Source code for lhotse.shar.writers.shar

import warnings
from functools import partial
from typing import Dict, List, Literal, Optional, Tuple, Type, Union

from lhotse import fastcopy
from lhotse.array import Array, TemporalArray
from lhotse.audio import Recording
from lhotse.cut import Cut
from lhotse.shar.utils import to_shar_placeholder
from lhotse.shar.writers.array import ArrayTarWriter
from lhotse.shar.writers.audio import AudioTarWriter
from lhotse.shar.writers.cut import JsonlShardWriter
from lhotse.utils import Pathlike, ifnone

WriterName = Literal["wav", "flac", "mp3", "lilcom", "numpy", "jsonl"]
FieldWriterInstance = Union[AudioTarWriter, ArrayTarWriter]
FieldWriter = Type[FieldWriterInstance]



[docs]
class SharWriter:
    """
    SharWriter writes cuts and their corresponding data into multiple shards,
    also recognized as the Lhotse Shar format.
    Each shard is numbered and represented as a collection of one text manifest and
    one or more binary tarfiles.
    Each tarfile contains a single type of data, e.g., recordings, features, or custom fields.

    The main idea behind Lhotse Shar format is to optimize dataloading with sequential reads,
    while keeping the data composition more flexible than e.g.

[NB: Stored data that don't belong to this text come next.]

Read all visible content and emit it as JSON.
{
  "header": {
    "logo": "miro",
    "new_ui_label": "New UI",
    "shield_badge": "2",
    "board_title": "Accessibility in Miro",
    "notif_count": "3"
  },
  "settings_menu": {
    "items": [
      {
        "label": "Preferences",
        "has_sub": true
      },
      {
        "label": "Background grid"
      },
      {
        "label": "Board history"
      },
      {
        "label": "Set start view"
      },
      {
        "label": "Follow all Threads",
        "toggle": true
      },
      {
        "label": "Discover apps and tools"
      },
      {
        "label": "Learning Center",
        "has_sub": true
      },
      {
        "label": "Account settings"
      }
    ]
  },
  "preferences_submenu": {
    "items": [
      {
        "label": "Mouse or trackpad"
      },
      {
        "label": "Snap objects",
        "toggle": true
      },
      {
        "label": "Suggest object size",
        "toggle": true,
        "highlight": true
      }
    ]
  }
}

WebDataset tar archives do.
    To achieve this, Lhotse Shar keeps each data type in a separate archive, along a single
    CutSet JSONL manifest.
    This way, the metadata can be investigated without iterating through the binary data.
    The format also allows iteration over a subset of fields, or extension of existing data
    with new fields.

    The user has to specify which fields should be saved, and what compression to use for each of them.
    Currently we support ``wav``, ``flac``, ``opus``, and ``mp3`` compression for ``recording`` and custom audio fields,
    and ``lilcom`` or ``numpy`` for ``features`` and custom array fields.

    Example::

        >>> cuts = CutSet(...)  # cuts have 'recording' and 'features'
        >>> with SharWriter("some_dir", shard_size=100, fields={"recording": "opus", "features": "lilcom"}) as w:
        ...     for cut in cuts:
        ...         w.write(cut)

    .. note:: Different audio backends in Lhotse may use different encoders for the same audio formats.
        It is advisable to use the same audio backend for saving and loading audio data in Shar and other formats.
        See: :class:`lhotse.audio.recording.Recording`.

    It would create a directory ``some_dir`` with files such as ``some_dir/cuts.000000.jsonl.gz``,
    ``some_dir/recording.000000.tar``, ``some_dir/features.000000.tar``,
    and then the same names but numbered with ``000001``, etc.

    When ``shard_size`` is set to ``None``, we will disable automatic sharding and the
    shard number suffix will be omitted from the file names.

    The option ``warn_unused_fields`` will emit a warning when cuts have some data attached to them
    (e.g., recording, features, or custom arrays) but saving it was not specified via ``fields``.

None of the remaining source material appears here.